Show that $\langle x,y,z \rangle$ has order $42$ for $x,y,z$ with given properties A similar question to what I asked here $|x|=7$,$|y|=3$ then $|\langle x,y \rangle |=21$
Let $G$ be a group of order $336$ and $x,y,z \in G$ with $|x|=7,|y|=3,|z|=2$ and the following relations: $yxy^{-1}=x^2$, $yz=zy$, $zxz^{-1}=x^6$. I also know for example $(zy)^2=y^2, (zy)^3=z.$ Now I have to show that the group $\langle x,y,z \rangle$ is of order $42$.

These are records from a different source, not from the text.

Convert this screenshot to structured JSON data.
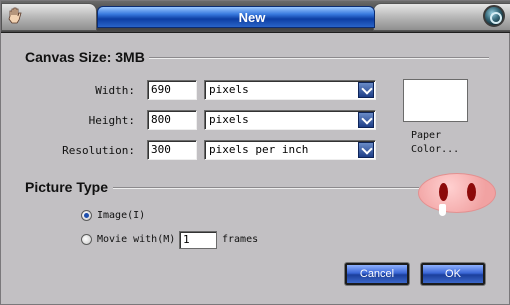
{
  "window": {
    "title": "New"
  },
  "canvas_size": {
    "heading": "Canvas Size: 3MB",
    "width": {
      "label": "Width:",
      "value": "690",
      "unit": "pixels"
    },
    "height": {
      "label": "Height:",
      "value": "800",
      "unit": "pixels"
    },
    "resolution": {
      "label": "Resolution:",
      "value": "300",
      "unit": "pixels per inch"
    },
    "paper_color": {
      "label_line1": "Paper",
      "label_line2": "Color...",
      "color": "#ffffff"
    }
  },
  "picture_type": {
    "heading": "Picture Type",
    "image_option": {
      "label": "Image(I)",
      "selected": true
    },
    "movie_option": {
      "label": "Movie with(M)",
      "selected": false
    },
    "frames_value": "1",
    "frames_label": "frames"
  },
  "buttons": {
    "cancel": "Cancel",
    "ok": "OK"
  },
  "icons": {
    "hand": "hand-icon",
    "close": "close-orb-icon",
    "dropdown": "chevron-down-icon",
    "mascot": "pig-mascot-icon"
  },
  "colors": {
    "accent": "#2a5ec9",
    "dialog_bg": "#c2c0c3"
  }
}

So in the previous question, it was shown that $\langle x,y \rangle$ is of order $21$. Following a similar style,$zyx=yzx=yx^6z=(yx)x^5z=x^2yx^5z=x^2(yx)x^4z=x^4yx^4z=x^4(yx)x^3z=x^6yx^3z=x^6(yx)x^2z=xyx^2z=x(yx)xz=x^3yxz=x^5yz$ so any element can be written below as
 $$\langle x,y,z \rangle=\{x^iy^jz^k: 0\leq i \leq 6, 0\leq j \leq 2, 0\leq k \leq 1\}.$$
Is this correct?
 A: Except for the common identity element between them the cyclic subgroups $\langle x\rangle,\langle y\rangle,\langle z\rangle$ are pairwise disjoint because their sizes are coprime. $\langle x\rangle$ is a normal subgroup of $G$ because $x,y,z\in\mathcal N(\langle x\rangle)$ ; i.e. $yxy^{-1},zxz^{-1}\in\langle x\rangle$. Therefore, it suffices to show that the quotient group $\frac{G}{\langle x\rangle}$ has size $6$. Naturally, $G\over\langle x\rangle$ is generated together by $yG,zG$ which commute it was given $yz=zy$ yielding the internal direct group product $G\over\langle x\rangle$ $=\langle yG\rangle\oplus\langle zG\rangle$ where $\text{ord}(y)=\text{ord}(yG)=3$ and $\text{ord}(z)=\text{ord}(zG)=2$ so that $|\langle yG\rangle\oplus\langle zG\rangle|=3\cdot 2=6$. 
A: By $\langle x, y, z\rangle$, I'm assuming you mean the cyclic subgroup $\langle (x, y, z)\rangle $ of $G\bigoplus G\bigoplus G$, in which case 
$$\begin{align}
|\langle (x, y, z)\rangle|& = |(x, y, z)| \\
&={\rm lcm}(|x|, |y|, |z|)\\
& ={\rm lcm} (7, 3, 2)\\
& = 42.
\end{align}$$